Катя молчала, лицо ее тяжелело на глазах. Она была по-матерински грустна. Мальцеву было ее жаль, но он не мог остановиться. Что-то в нем стремилось разрушить спокойный мир этих людей, вселить в них неуверенность в прошлом, настоящем, будущем.
— Все это очень красиво, но способствует скорее успокоению национальной гордости, чем выявлению правды. Разрушение мостов не может остановить продвижение армии — понтоны выдуманы не вчера, и не партизаны могут прервать переправу регулярной армии. Что же касается железной дороги, каждая собака должна знать, что военный эшелон никогда не прет без прикрытия порожняков. Взлетают в воздух они, кроме того, каждый эшелон толкает платформы, груженые песком… таким образом, дорогой месье, из ста поездов, объявленных пущенными под откос, едва ли можно отыскать два-три настоящих. А ждать у полотна, чтобы самому сконтачить взрывное устройство под нужным вагоном, равносильно самоубийству. Но я имел в виду другое, не бои партизанских отрядов с регулярными войсками, а террористические акты, ведущие к уничтожению населения. У нас, в Советском Союзе, даже оставляли на местах людей, которые должны были разжечь всеми способами партизанскую войну — зверски убивать солдат оккупационных войск, сваливая вину на население, или, переодевшись в немецкую форму, сжечь несколько семейств, отрубить голову всеми уважаемому человеку в деревне и т. д. Последствия партизанской войны известны. Например, в Белоруссии погиб каждый третий человек — партизаны же скрывались в непроходимых болотах. Мужчина должен остановить и разбить врага, а не мстить за вторжение. Вы и сейчас должны об этом подумать… Объективно, при всем моем уважении к патриотизму, сволочь, перешедшая на сторону победителя, делает соотечественникам меньше вреда, чем пламенный патриот-террорист.

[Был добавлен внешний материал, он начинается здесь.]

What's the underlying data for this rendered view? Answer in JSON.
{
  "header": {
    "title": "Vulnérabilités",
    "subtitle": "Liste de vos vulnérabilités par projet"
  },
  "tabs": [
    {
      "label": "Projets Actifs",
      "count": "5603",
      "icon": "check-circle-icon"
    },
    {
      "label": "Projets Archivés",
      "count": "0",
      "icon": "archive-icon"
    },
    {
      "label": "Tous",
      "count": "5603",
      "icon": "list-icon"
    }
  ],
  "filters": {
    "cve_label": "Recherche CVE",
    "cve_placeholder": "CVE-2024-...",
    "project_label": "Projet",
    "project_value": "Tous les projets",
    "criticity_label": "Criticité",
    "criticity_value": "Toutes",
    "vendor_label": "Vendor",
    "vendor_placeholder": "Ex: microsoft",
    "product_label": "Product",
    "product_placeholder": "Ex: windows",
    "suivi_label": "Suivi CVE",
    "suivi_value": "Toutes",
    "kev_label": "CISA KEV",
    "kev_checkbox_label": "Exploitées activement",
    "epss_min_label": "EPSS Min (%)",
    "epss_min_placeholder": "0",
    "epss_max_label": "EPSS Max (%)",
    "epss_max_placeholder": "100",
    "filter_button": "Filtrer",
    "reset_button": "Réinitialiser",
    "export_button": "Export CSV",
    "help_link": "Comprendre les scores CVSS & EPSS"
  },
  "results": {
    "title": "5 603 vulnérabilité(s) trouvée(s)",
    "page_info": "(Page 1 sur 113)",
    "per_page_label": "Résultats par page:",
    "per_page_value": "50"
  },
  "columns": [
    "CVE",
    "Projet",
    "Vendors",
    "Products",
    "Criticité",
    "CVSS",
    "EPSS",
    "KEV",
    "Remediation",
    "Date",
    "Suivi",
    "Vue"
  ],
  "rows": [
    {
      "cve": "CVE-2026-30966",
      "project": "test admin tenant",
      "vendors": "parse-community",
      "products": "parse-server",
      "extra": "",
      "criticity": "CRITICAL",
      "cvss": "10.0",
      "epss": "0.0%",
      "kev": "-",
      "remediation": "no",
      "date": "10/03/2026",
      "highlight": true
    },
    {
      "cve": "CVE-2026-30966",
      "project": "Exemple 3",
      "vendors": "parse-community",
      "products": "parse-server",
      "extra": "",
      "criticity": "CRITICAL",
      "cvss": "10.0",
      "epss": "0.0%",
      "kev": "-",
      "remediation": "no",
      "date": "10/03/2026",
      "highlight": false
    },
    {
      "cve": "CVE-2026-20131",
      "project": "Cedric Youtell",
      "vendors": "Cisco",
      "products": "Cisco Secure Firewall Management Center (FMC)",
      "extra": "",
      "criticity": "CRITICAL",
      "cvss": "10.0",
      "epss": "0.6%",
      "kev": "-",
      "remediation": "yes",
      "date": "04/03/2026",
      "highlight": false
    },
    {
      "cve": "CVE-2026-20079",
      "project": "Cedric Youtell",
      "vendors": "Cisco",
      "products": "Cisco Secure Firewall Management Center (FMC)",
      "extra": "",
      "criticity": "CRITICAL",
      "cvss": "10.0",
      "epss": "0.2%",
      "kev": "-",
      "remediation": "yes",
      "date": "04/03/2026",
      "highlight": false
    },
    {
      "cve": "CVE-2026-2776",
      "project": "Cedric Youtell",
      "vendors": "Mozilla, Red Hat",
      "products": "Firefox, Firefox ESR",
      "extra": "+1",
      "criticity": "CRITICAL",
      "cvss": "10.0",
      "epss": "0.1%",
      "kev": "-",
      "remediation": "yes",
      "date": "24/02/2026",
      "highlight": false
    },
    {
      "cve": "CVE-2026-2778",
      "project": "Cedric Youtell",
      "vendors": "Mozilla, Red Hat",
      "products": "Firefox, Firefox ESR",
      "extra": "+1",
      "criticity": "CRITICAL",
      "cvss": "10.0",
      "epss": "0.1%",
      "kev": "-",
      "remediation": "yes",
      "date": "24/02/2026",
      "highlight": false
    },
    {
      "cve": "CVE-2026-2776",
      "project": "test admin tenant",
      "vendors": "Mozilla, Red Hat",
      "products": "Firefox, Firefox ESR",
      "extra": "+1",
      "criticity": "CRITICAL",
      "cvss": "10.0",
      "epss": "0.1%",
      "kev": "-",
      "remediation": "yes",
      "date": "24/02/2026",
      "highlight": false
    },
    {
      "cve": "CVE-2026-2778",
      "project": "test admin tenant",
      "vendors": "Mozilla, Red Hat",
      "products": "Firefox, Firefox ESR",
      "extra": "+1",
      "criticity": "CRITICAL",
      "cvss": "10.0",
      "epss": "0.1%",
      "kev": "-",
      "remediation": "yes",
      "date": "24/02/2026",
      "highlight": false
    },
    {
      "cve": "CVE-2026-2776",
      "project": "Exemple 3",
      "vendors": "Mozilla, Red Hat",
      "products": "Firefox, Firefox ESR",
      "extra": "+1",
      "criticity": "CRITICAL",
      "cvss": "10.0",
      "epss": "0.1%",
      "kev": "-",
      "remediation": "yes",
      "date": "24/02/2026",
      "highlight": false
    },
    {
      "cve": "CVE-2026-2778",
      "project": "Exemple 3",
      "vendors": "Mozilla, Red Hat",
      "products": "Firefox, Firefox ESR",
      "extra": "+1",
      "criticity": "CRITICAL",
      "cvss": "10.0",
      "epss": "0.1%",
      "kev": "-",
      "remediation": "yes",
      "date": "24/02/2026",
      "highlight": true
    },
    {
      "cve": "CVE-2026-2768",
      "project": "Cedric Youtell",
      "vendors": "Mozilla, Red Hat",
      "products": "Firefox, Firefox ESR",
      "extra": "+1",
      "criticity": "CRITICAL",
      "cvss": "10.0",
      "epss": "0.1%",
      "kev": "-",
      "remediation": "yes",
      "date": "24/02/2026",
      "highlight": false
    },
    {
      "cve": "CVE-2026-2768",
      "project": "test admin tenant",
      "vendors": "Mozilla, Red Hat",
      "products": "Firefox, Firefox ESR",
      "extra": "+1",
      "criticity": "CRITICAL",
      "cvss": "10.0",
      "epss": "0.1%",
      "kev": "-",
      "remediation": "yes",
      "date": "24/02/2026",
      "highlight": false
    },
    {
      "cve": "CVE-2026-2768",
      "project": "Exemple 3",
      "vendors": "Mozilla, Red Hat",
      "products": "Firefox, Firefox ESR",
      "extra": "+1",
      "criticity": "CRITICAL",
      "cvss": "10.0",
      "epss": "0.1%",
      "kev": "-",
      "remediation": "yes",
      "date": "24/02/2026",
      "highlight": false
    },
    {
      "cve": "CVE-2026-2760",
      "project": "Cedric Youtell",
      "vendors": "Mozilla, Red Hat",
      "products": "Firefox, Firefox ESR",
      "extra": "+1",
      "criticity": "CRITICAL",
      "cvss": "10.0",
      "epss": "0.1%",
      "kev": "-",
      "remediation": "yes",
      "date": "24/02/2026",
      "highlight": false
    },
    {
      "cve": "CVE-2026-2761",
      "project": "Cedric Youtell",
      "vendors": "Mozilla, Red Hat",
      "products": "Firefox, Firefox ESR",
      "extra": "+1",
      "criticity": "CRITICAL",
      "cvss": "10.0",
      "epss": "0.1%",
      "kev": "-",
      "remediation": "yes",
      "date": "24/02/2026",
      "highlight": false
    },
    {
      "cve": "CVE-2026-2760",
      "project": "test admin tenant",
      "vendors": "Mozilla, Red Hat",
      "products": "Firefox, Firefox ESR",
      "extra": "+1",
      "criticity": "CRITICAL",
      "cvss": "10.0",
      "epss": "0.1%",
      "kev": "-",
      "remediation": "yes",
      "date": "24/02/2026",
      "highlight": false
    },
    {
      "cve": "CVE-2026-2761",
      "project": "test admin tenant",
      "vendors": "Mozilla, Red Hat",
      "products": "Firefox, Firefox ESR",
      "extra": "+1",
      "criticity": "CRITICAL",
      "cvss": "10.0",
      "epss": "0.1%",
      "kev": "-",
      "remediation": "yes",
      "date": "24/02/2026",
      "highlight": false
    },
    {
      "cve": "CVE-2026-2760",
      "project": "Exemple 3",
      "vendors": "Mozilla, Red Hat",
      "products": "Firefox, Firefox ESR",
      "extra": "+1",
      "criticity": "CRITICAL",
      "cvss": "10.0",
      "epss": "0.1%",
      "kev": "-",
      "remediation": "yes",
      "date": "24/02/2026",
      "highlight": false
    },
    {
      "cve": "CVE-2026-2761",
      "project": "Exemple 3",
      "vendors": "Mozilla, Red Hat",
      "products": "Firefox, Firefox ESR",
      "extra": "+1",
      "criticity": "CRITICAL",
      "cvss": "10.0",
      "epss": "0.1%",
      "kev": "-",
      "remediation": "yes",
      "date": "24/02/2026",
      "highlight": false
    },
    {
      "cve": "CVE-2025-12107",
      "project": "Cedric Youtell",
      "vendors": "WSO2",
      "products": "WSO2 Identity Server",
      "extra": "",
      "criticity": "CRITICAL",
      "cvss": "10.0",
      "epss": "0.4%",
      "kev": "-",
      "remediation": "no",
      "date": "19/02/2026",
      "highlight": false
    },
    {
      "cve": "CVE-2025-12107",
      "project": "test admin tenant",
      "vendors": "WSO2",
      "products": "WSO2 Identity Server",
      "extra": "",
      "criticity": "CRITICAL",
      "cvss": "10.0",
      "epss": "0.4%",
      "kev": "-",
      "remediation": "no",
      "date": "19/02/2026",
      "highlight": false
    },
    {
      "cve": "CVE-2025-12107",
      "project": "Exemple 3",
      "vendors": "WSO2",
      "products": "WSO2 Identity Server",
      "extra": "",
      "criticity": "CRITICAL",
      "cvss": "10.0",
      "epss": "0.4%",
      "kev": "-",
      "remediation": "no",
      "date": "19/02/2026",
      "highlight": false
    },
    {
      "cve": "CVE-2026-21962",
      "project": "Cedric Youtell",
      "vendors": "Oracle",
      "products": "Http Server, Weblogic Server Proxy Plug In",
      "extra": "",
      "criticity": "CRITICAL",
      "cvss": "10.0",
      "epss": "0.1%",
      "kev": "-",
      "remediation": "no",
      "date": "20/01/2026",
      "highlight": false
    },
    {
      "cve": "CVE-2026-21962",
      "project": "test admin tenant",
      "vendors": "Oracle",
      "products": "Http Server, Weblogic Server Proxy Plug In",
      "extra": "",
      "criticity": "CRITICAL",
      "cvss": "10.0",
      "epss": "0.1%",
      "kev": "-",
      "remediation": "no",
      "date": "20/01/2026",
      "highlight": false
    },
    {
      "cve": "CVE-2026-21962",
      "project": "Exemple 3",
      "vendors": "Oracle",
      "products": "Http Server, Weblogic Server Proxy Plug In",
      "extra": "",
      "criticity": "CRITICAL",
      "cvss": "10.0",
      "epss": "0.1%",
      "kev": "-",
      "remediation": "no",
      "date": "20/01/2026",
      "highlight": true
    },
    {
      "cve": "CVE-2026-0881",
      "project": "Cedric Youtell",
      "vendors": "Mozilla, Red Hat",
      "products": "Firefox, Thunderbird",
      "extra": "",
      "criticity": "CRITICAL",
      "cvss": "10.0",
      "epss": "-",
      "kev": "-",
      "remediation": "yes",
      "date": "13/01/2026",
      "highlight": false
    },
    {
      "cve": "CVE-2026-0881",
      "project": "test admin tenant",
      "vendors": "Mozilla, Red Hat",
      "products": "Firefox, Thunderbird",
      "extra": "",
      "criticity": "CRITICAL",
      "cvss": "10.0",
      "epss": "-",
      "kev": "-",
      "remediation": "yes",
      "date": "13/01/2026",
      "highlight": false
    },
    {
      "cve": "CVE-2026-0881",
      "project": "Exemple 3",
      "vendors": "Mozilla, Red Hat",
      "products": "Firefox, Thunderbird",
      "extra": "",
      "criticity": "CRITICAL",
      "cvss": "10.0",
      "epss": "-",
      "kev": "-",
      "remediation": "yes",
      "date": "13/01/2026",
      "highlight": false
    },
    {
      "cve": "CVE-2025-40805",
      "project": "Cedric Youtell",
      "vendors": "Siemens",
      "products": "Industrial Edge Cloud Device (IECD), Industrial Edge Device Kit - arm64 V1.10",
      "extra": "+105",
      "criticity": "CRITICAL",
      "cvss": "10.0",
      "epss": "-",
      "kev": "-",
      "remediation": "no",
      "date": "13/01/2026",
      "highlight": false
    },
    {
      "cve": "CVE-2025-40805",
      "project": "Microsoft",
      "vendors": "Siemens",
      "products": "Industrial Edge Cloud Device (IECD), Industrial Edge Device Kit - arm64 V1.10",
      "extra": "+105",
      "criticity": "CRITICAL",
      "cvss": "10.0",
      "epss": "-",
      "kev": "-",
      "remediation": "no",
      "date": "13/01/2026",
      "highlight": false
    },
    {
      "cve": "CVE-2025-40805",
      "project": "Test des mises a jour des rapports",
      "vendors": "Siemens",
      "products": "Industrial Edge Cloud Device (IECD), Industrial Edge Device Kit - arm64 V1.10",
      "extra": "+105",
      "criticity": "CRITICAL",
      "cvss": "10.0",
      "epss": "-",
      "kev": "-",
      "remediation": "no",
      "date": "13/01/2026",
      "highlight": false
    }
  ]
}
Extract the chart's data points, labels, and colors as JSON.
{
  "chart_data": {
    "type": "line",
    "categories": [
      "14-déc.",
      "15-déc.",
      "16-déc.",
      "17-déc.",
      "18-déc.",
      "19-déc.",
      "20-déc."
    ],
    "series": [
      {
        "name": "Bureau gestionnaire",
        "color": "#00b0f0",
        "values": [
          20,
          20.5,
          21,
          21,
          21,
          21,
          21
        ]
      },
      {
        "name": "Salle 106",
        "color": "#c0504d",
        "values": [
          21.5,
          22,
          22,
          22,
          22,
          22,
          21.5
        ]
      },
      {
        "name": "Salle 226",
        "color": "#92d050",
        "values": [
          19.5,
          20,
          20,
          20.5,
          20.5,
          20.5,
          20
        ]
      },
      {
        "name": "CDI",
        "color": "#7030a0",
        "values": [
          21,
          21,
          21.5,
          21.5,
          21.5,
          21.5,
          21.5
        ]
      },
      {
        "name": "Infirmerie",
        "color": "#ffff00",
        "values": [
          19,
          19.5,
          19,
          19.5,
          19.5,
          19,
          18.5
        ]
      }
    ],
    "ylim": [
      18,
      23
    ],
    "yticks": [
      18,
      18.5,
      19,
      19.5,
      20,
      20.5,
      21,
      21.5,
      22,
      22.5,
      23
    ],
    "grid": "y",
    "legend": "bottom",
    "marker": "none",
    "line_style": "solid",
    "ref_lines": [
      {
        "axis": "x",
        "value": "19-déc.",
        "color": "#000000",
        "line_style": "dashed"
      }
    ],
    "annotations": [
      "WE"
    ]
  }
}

Тут Мальцев понял, что ляпнул лишнее. Француз выпрямился, поклонился хозяйке торсом, потерявшим гибкость, сказал: «Спасибо за вечер, но мне здесь больше делать нечего», — и ушел, не оборачиваясь.
Катя тяжело заплакала. Мальцев молча последовал примеру француза. Он шел к дому Бриджит, глубоко дыша, стараясь всем существом впитать свежесть ночи. «Прямо мания какая-то. Стараюсь испоганить все, к чему прикасаюсь. Куда я лез? Бросал ему в морду правду чужого мира. А люди и своей правды не выносят. Только правдоподобие. А я ему… тьфу ты».
Мальцев вспомнил старую поговорку: «Если хочешь дружить с бедуином, никогда не рассказывай ему о горах». Было жаль Катю, но он продолжал против воли веселиться.
От Бриджит писем не было.
Думая о ней, он ощутил какую-то перемену в себе, будто принимала форму какая-то определенная идея. Забавно, но мысль быть повешенным как предатель не смущала больше. И недавнее поведение в Министерстве внутренних дел казалось теперь глупо-смешным. Присяга. Какая присяга? И все же…
Ему неожиданно подумалось, что в будущей борьбе, даст Бог, заложников не будет. Мальцев уснул, так и не поняв, откуда в нем такие странные мысли.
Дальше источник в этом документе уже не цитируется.